I have been using RLlib (using PPO) successfully with my custom environment for a while. So far, I ran RLlib locally or by installing and starting different experiments/sessions manually on each VM.
I would now like to run a single session on a cluster across multiple private machines (not public cloud). I tried following the documentation here and the example cluster config here, but it doesn’t work and I’m struggling to understand how it should.
I tried taking and adjusting the example config, saving it to
config.yaml, and then running on the machine that’s supposed to be my cluster head:
ray up cluster.yaml
This initially failed saying that some fields were unexpected and didn’t match the JSON schema (e.g.,
After commenting these lines in the config and running the command again, it now errors with:
2021-02-01 16:09:45,451 INFO command_runner.py:542 -- NodeUpdater: ray01.css.upb.de: Running ssh -tt -i ~/.ssh/id_rsa -o StrictHostKeyChecking=no -o UserKnownHostsFile=/dev/null -o IdentitiesOnly=yes -o ExitOnForwardFailure=yes -o ServerAliveInterval=5 -o ServerAliveCountMax=3 -o ControlMaster=auto -o ControlPath=/tmp/ray_ssh_2e970e822e/070dd72385/%C -o ControlPersist=10s -o ConnectTimeout=120s firstname.lastname@example.org bash --login -c -i 'true && source ~/.bashrc && export OMP_NUM_THREADS=1 PYTHONWARNINGS=ignore && (ray stop)' Command 'ray' not found, did you mean: command 'raw' from deb util-linux (2.34-0.1ubuntu9.1) command 'rar' from deb rar (2:5.5.0-1build1) command 'say' from deb gnustep-gui-runtime (0.27.0-5build2) command 'ra6' from deb ipv6toolkit (2.0-1) command 'ra' from deb argus-client (1:220.127.116.11-5ubuntu1) Try: sudo apt install <deb name> Shared connection to 127.0.1.1 closed.
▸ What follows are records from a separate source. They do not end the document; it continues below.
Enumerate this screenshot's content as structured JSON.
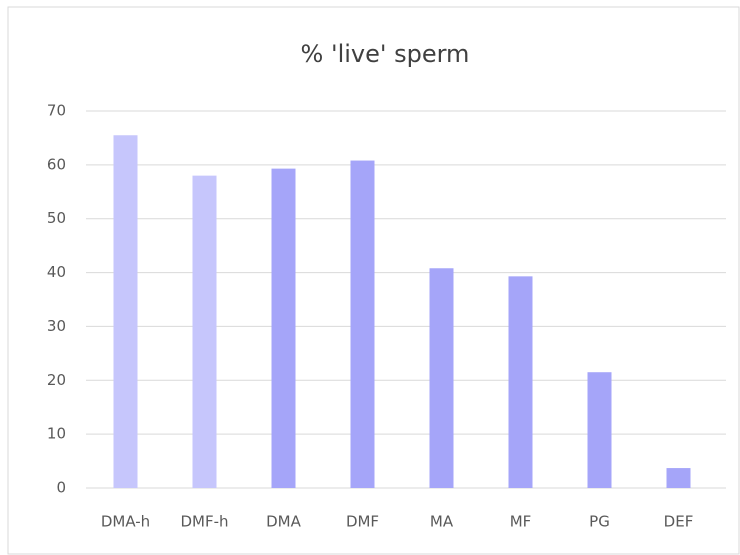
{
  "chart_data": {
    "type": "bar",
    "title": "% 'live' sperm",
    "categories": [
      "DMA-h",
      "DMF-h",
      "DMA",
      "DMF",
      "MA",
      "MF",
      "PG",
      "DEF"
    ],
    "values": [
      65.5,
      58,
      59.3,
      60.8,
      40.8,
      39.3,
      21.5,
      3.7
    ],
    "colors": [
      "#c6c6fc",
      "#c6c6fc",
      "#a5a5f9",
      "#a5a5f9",
      "#a5a5f9",
      "#a5a5f9",
      "#a5a5f9",
      "#a5a5f9"
    ],
    "ylim": [
      0,
      70
    ],
    "yticks": [
      0,
      10,
      20,
      30,
      40,
      50,
      60,
      70
    ],
    "grid": true
  }
}
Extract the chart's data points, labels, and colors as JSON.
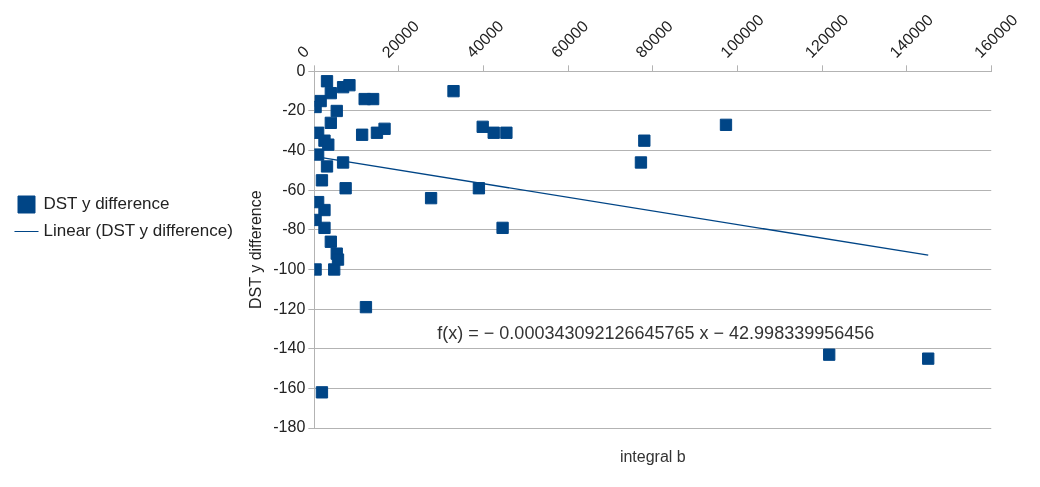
{
  "chart_data": {
    "type": "scatter",
    "xlabel": "integral b",
    "ylabel": "DST y difference",
    "series": [
      {
        "name": "DST y difference",
        "type": "scatter",
        "color": "#004586",
        "marker": "square",
        "x": [
          3000,
          6800,
          1500,
          5300,
          900,
          2400,
          3900,
          900,
          3000,
          6800,
          7400,
          1800,
          900,
          2400,
          300,
          2400,
          3900,
          5300,
          300,
          4700,
          5600,
          3300,
          300,
          3900,
          8300,
          11300,
          14800,
          16600,
          13900,
          11900,
          32900,
          39800,
          42400,
          45400,
          27600,
          38900,
          44500,
          77200,
          78000,
          97300,
          121700,
          145100,
          12200,
          1800
        ],
        "values": [
          -5,
          -8,
          -15,
          -20,
          -31,
          -35,
          -26,
          -42,
          -48,
          -46,
          -59,
          -55,
          -66,
          -70,
          -75,
          -79,
          -86,
          -92,
          -100,
          -100,
          -95,
          -37,
          -18,
          -11,
          -7,
          -32,
          -31,
          -29,
          -14,
          -14,
          -10,
          -28,
          -31,
          -31,
          -64,
          -59,
          -79,
          -46,
          -35,
          -27,
          -143,
          -145,
          -119,
          -162
        ]
      },
      {
        "name": "Linear (DST y difference)",
        "type": "line",
        "color": "#004586",
        "marker": "none",
        "line_style": "solid",
        "x": [
          300,
          145100
        ],
        "values": [
          -43.1,
          -92.8
        ]
      }
    ],
    "xlim": [
      0,
      160000
    ],
    "xticks": [
      0,
      20000,
      40000,
      60000,
      80000,
      100000,
      120000,
      140000,
      160000
    ],
    "ylim": [
      -180,
      0
    ],
    "yticks": [
      0,
      -20,
      -40,
      -60,
      -80,
      -100,
      -120,
      -140,
      -160,
      -180
    ],
    "grid": "y",
    "legend": "left",
    "annotations": [
      "f(x) = − 0.000343092126645765 x − 42.998339956456"
    ]
  }
}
How is this supposed to work? I have
ray installed locally in a virtualenv both on my head node machine (which I called ray01) and on the other machine (ray03). Why does it say,
ray is not installed?
I commented the
docker field in
cluster.yaml since I don’t have
docker installed yet and don’t necessarily want to. Do I have to?
As I understand it, the
ray up cluster.yaml command would just start the cluster, but not run anything on it yet, right? How would I then run my custom environment? Could I just attach to the cluster and run the command that I typically run locally, eg,
myenv --arg1 1 --arg2 2, and it would run it across both machines in the cluster?
Is there any example for running RLlib in a (private) cluster?